I Sound si formano nel 1979, dando alle stampe, l’anno successivo, Jeopardy, il primo disco. A quel tempo, a dominare, furono produzioni a basso costo, caratterizzate da suoni scarni ed essenziali, evocanti gli umori del punk, per quanto quella frenesia viene qui magistralmente contenuta trovando nei testi l’unica possibile via di fuga.
La stampa del tempo li celebrava, sebbene il successo commerciale restò una chimera: Borland subì pressioni da parte dei discografici, secondo i quali la sua musica avrebbe dovuto essere maggiormente fruibile dalla massa. Tre gli album a seguire: il capolavoro From The Lion’s Mouth (1981), il minore All Fall Down (1982), album che sancì a livello creativo la crisi della band superata brillantemente con i due dischi a seguire, l’Ep Shock of Delight (1984), seguito alla fine dello stesso anno da Heads And Hearts. La discografia inedita dei Sound si concluse con l’ottimo Thunder Up (1987).
Nessuno di questi lavori riuscì mai ad accontentare le aspettative dei discografici; i Sound provarono a restare fedeli a se stessi evocando gli stilemi di un pop raffinato, in bilico tra atmosfere new wave e una visione personale affatto scontata della musica.
Evitando di addentrarsi ulteriormente dentro dinamiche specifiche, è però possibile consigliarne in toto la discografia: giovani e meno giovani facciano lo sforzo e mettano mano al portafogli, i dischi dei Sound dovrebbero essere orgogliosamente esposti sugli scaffali della propria cameretta. Un impegno che certamente ripagherà e che ancora una volta potrà indurre a restare sereni: il futuro della musica è salvo, finché sarà possibile cercarlo tra le pieghe di un imponderabile passato.
Adrian Borland, cantante e persona normale, rifuggì i cliché di un mondo, quello della musica, che sentiva appartenergli solamente in parte. Continuò comunque a produrre dischi anche lontano dal gruppo, ognuno di questi marchiato secondo uno stile inconfondibile.
Negli ultimi anni di vita, optò per la solitudine, lontano dai riflettori e dagli eccessi scandalistici che generalmente regolano il mondo dorato delle rockstar.
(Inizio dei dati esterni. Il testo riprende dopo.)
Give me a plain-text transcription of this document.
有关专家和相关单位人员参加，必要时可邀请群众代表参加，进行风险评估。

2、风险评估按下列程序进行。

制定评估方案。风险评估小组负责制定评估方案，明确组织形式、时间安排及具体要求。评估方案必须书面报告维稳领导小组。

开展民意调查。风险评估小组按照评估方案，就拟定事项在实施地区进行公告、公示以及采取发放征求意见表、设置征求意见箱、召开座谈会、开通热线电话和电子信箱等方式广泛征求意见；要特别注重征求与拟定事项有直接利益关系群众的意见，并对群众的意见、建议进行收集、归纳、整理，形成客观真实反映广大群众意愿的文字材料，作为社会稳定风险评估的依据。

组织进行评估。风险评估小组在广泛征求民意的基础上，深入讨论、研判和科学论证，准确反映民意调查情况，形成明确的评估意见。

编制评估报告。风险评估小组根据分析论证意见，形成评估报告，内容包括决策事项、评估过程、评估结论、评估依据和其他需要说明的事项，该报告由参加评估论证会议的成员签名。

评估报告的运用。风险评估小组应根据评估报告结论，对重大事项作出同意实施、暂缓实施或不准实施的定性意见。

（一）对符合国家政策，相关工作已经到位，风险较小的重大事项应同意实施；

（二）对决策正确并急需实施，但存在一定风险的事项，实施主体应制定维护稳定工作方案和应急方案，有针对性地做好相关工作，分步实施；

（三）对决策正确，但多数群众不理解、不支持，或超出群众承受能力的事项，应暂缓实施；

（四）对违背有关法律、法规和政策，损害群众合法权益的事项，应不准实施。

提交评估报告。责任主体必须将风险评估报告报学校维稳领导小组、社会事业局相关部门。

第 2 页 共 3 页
Si ritrovò a seguire le strade impervie di una vita in salita, dominata dall’inquietudine e dal malessere esistenziale che, nel corso del tempo, lo portarono a perdere la partita più importante: quella con la propria esistenza.
Sprofondato in una cupa depressione, il 26 aprile 1999, a soli 41 anni, Adrian Borland si tolse la vita gettandosi sotto un treno in una stazione di Londra. Restano di lui il lavoro di fine musicista e un insieme di parole, di note scolpite nel tempo e nella memoria di chi ha avuto modo di amarlo.